Perfection?
Neil deGrasse Tyson had a gripe. With James Cameron, film producer, deep-sea explorer, screenwriter, visual artist, editor, etc. The Cameron of Terminator (1984), Aliens (1986), and Avatar (2009) fame. But it was the Titanic (1997), that induced Tyson’s gripe.
Cameron’s been nominated for six Academy Awards and won three for Titanic. Over $2 billion grossed for that movie. Hollywood’s top earner for 2011 as nominated by Vanity Fair.
Now Tyson is no slouch himself. Ph.D. in astrophysics from Columbia. The man also has sixteen (yes, 16!) honorary doctorates from places like RPI, U Penn, etc. He is Astrophysicist and Frederick P. Rose Director of the Hayden Planetarium in the American Museum of Natural History in New York City. He has an asteroid named after him, “13123 Tyson.” And, for what it’s worth, People Magazine voted him the “Sexiest Astrophysicist” in 2000.

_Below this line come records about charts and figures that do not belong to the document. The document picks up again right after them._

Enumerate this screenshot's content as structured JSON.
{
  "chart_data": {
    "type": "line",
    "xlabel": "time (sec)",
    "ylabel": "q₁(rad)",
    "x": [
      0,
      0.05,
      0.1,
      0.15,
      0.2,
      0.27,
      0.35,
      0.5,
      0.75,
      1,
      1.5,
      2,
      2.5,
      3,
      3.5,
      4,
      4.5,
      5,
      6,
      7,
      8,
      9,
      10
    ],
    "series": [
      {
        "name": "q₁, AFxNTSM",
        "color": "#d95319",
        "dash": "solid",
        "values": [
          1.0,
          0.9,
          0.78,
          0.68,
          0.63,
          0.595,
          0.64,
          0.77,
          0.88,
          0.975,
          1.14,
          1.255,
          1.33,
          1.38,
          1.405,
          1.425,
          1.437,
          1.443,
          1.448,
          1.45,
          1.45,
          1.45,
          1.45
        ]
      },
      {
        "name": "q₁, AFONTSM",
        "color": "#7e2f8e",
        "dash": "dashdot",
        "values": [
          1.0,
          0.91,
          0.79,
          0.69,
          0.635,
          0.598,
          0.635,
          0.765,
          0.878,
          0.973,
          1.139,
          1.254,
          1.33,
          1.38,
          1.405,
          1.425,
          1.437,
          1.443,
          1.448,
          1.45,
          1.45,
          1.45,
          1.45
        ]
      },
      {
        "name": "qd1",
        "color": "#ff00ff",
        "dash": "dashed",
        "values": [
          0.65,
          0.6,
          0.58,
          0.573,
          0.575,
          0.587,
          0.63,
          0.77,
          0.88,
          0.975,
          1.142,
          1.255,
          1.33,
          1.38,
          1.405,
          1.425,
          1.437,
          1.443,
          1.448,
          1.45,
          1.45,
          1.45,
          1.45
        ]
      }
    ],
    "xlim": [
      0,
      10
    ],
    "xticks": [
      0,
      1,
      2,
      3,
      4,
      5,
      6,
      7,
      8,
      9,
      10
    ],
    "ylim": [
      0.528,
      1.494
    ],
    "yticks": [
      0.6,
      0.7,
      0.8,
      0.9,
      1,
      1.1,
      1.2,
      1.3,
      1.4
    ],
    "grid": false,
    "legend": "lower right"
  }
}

And he had a gripe with Cameron.
Now the movie honcho is a known perfectionist, wanting to (and succeeding in) getting everything in his movies just right, from the wainscoting in the Titanic cabins and staterooms, to other decorations and trivia on board. In fact, the Titanic was widely marketed as being almost a duplicate of originals—ship, scene, surroundings and all.
Tyson was watching the movie a few years ago, when he noticed something. After the ship has sunk at 4:20 am on April 15, 1912, and boyfriend Jack Dawson (Leonardo Di Caprio) has gone to Davy Jones’ locker, there is a scene in which Rose Bukater (Kate Winslett) is adrift on a piece of driftwood, looking up at the sky.
“Uh oh,” said Tyson. The sky was wrong. It wasn’t a 4:20-am-April-15-1912 sky for that particular latitude and longitude. Moreover, the left half of the sky shown was the mirror image of the right half of the sky. A no-no! Especially if you are an astrophysicist.
So Tyson wrote to Cameron. No reply.
Five years later, Tyson meets Cameron in some scientific committee work related to NASA. He grabs the opportunity and broaches the issue again. Nothing happens.
Three years later, Cameron wins an award from WIRED magazine, and they rent out the Hayden Planetarium (of which our aforementioned sexy astrophysicist is the chief) for the ceremony. Tyson tries again, at a post-award dinner. “Well,” replied Cameron, “the last I checked, Titanic worldwide had grossed $1.3 billion. Imagine how much more it would have grossed, had I got the sky correct.”
Tyson gave up.
Two months later, he gets a call: “Hello, I work post-production in Jim Cameron’s studio. He tells me you have a sky he can use.”
And so now Tyson’s sky is part of the relaunched 3D version of the blockbuster.
Perfectionists.
Not a bad thing to be … if you can.
“Therefore you are to be perfect,
as your heavenly Father is perfect.”
Matthew 5:48
Sure, if you can do it. Without sin, not a one. Not even in thought. Or in word. And no sin in deed. Sure, be a perfectionist, if you can.
The Bible says you can’t.
If we say that we have no sin,
we are deceiving ourselves and the truth is not in us.
1 John 1:8
But someone did pay for our sins, wiping them off the slate, so that they don’t stand between us and a perfect God.
You know that He appeared in order to take away sins;
and in Him there is no sin.
1 John 3:5
And believing that Jesus Christ died on the cross and rose again, restores one in a right relationship with this infinitely holy God.
Perfection! Not mine, but Christ’s. Yes, mine, through Christ, in Christ.